O diretor Teddy Lussi-Modeste está em seu terceiro longa e pela segunda vez a autoria do roteiro é dividida com uma grande cineasta em ascensão – o anterior com Rebecca Zlotowski, de Os Filhos dos Outros, e agora com Audrey Diwan, de O Acontecimento. A O Bom Professor, é conferido uma autenticidade de vozes nas questões de gênero, que ainda ressoam suas qualidades narrativas. Mas não é apenas em suas possibilidades de roteiro que o filme se sobressai, mas justamente pela supracitada criação desse campo de tensão, que leva seus personagens a adentrar um campo muito problemático a respeito das liberdades individuais. 

Enquanto produto de cinema, O Bom Professor está nessa seara com o lugar do cinema europeu compreender melhor as micro tensões das vidas cotidianas, para onde o cinema estadunidense só encontra no gigantismo. As questões cercadas pelo roteiro são suficientes para instaurar um suspense sufocante no espectador, que nenhum resgate maluco de super heróis seria capaz de abarcar com o mesmo teor de urgência. Com esse olhar para a simplicidade das coisas mundanas em conflito, Lussi-Modeste empreende um tradicional estado de desespero que remete ao incômodo que o cinema percebeu fazer sentido com a chegada dos anos 70 e as implicações para narrativas que acompanhassem realidades menos fantásticas.

As questões são universais, e por isso uma produção francesa contemporânea consegue se comunicar com brasileiros, japoneses, australianos e chilenos de maneira completa. A invasão de privacidade, que hoje é perseguida por tantos, ainda é um direito de outros tantos, e a quebra de certos limites particulares para  manutenção de uma paz que não deveria depender disso é um ponto de interesse. Mas O Bom Professor fala sobre a contemporaneidade (que também se ocupa de assédios morais, emocionais e sexuais nos ambientes públicos, e de trabalho) de maneira traduzida para o cinema, criando fontes de comunicação com o cinema de gênero de forma explícita, e até mesmo esperada diante do que é apresentado. 
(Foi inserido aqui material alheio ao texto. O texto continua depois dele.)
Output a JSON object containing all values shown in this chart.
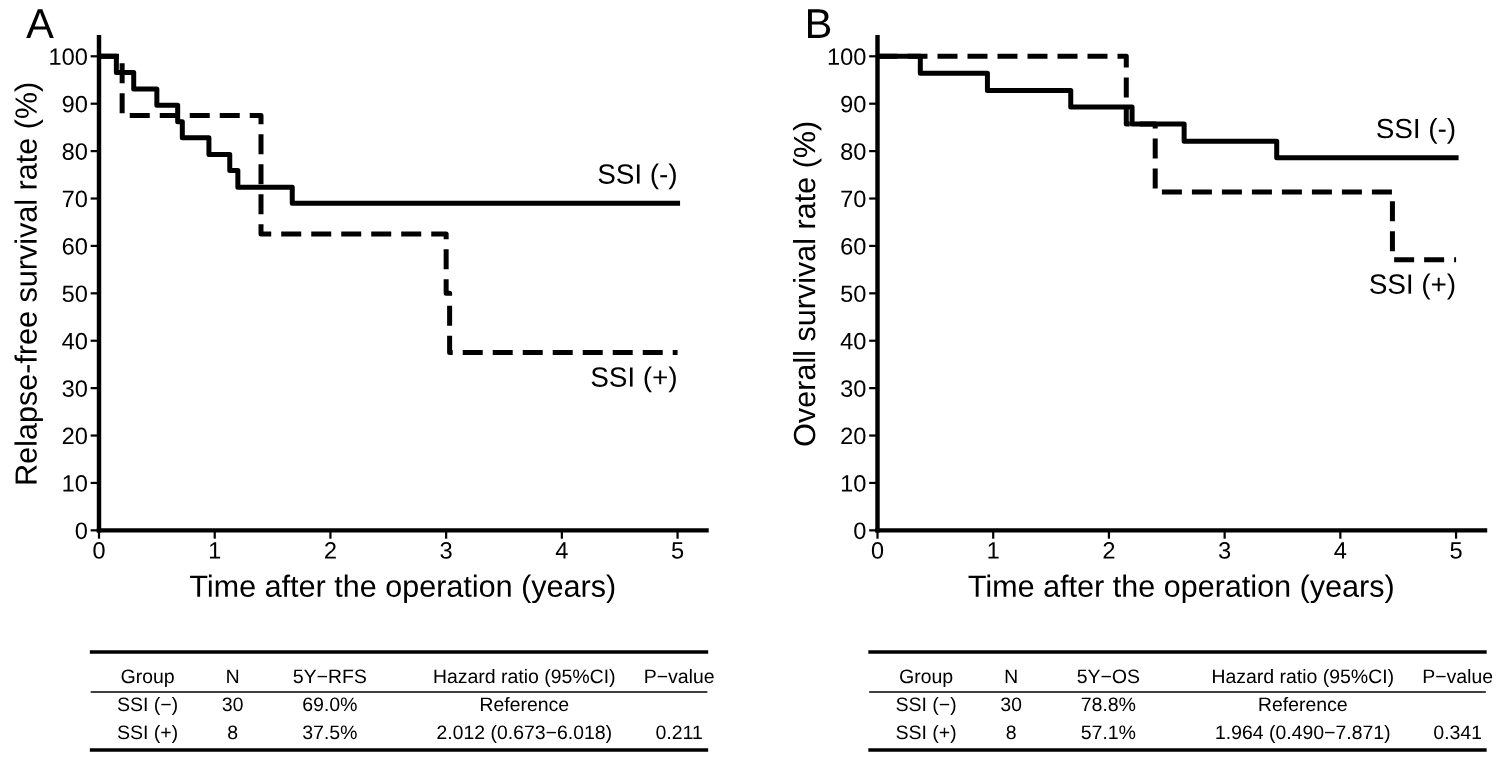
{
  "chart_data": [
    {
      "type": "step",
      "title": "A",
      "xlabel": "Time after the operation (years)",
      "ylabel": "Relapse-free survival rate (%)",
      "xlim": [
        0,
        5.25
      ],
      "ylim": [
        0,
        104
      ],
      "xticks": [
        0,
        1,
        2,
        3,
        4,
        5
      ],
      "yticks": [
        0,
        10,
        20,
        30,
        40,
        50,
        60,
        70,
        80,
        90,
        100
      ],
      "grid": false,
      "legend": false,
      "marker": "none",
      "series": [
        {
          "name": "SSI (-)",
          "color": "#000000",
          "line_style": "solid",
          "x": [
            0,
            0.15,
            0.3,
            0.5,
            0.68,
            0.72,
            0.95,
            1.13,
            1.2,
            1.67,
            5
          ],
          "values": [
            100,
            96.6,
            93.1,
            89.7,
            86.2,
            82.8,
            79.3,
            75.9,
            72.4,
            69.0,
            69.0
          ]
        },
        {
          "name": "SSI (+)",
          "color": "#000000",
          "line_style": "dashed",
          "x": [
            0,
            0.2,
            1.4,
            3.0,
            3.03,
            5
          ],
          "values": [
            100,
            87.5,
            62.5,
            50,
            37.5,
            37.5
          ]
        }
      ],
      "annotations": [
        "Group",
        "N",
        "5Y−RFS",
        "Hazard ratio (95%CI)",
        "P−value",
        "SSI (−)",
        "30",
        "69.0%",
        "Reference",
        "SSI (+)",
        "8",
        "37.5%",
        "2.012 (0.673−6.018)",
        "0.211"
      ]
    },
    {
      "type": "step",
      "title": "B",
      "xlabel": "Time after the operation (years)",
      "ylabel": "Overall survival rate (%)",
      "xlim": [
        0,
        5.25
      ],
      "ylim": [
        0,
        104
      ],
      "xticks": [
        0,
        1,
        2,
        3,
        4,
        5
      ],
      "yticks": [
        0,
        10,
        20,
        30,
        40,
        50,
        60,
        70,
        80,
        90,
        100
      ],
      "grid": false,
      "legend": false,
      "marker": "none",
      "series": [
        {
          "name": "SSI (-)",
          "color": "#000000",
          "line_style": "solid",
          "x": [
            0,
            0.37,
            0.95,
            1.67,
            2.2,
            2.65,
            3.45,
            5
          ],
          "values": [
            100,
            96.4,
            92.8,
            89.3,
            85.7,
            82.1,
            78.6,
            78.6
          ]
        },
        {
          "name": "SSI (+)",
          "color": "#000000",
          "line_style": "dashed",
          "x": [
            0,
            2.15,
            2.4,
            4.45,
            5
          ],
          "values": [
            100,
            85.7,
            71.4,
            57.1,
            57.1
          ]
        }
      ],
      "annotations": [
        "Group",
        "N",
        "5Y−OS",
        "Hazard ratio (95%CI)",
        "P−value",
        "SSI (−)",
        "30",
        "78.8%",
        "Reference",
        "SSI (+)",
        "8",
        "57.1%",
        "1.964 (0.490−7.871)",
        "0.341"
      ]
    }
  ]
}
Para que o todo funcione, a presença de François Civil em cena é fundamental. Seu corpo é o que sofre as transformações e acusações ao longo da narrativa, logo é por conta dele (e da certeza que nós temos) que O Bom Professor se estabelece. Ainda que exista a empatia com outros personagens – principalmente a Leslie de Toscane Duquesne – para que o arco seja completo, o filme está baseado nesse personagem central que é ameaçado de inúmeras formas, inclusive em sua vida pessoal. Agnès Hurstel também está ótima em cena, sua Laura é um pêndulo para muitas colocações, quase como o público testemunhando os eventos. Mas esses dois personagens existem para reforçar a narrativa principal, que é amplificada por essa discussão a respeito da privacidade devassada. 

Com os caminhos que o filme percorre, não sobram dúvidas a respeito da autoria das questões, ou das motivações de cada um dos envolvidos, mas é mantido em suspenso os desdobramentos morais de cada detalhe. O Bom Professor, como as melhores obras, se identifica como um recorte momentâneo a respeito do que se vê. Nada em cena é definitivo, as situações estão em constante mutação para seu desfecho, e tal enquadramento não acontece. O espectador cada vez mais exige certezas em um mundo onde vivemos assolados pelas dúvidas – talvez por isso esse movimento seja tão contínuo. O Cinema, por sua vez, segue fornecendo as perguntas, propondo os debates e iluminando as questões; as respostas devem continuar muito mais do lado de cá. 

Um grande momento
Julien tenta se justificar com Laura 

Francisco Carbone

Jornalista, crítico de cinema por acaso, amante da sala escura por opção; um cara que não consegue se decidir entre Limite e "Os Saltimbancos Trapalhões", entre Sharon Stone e Marisa Paredes... porque escolheu o Cinema.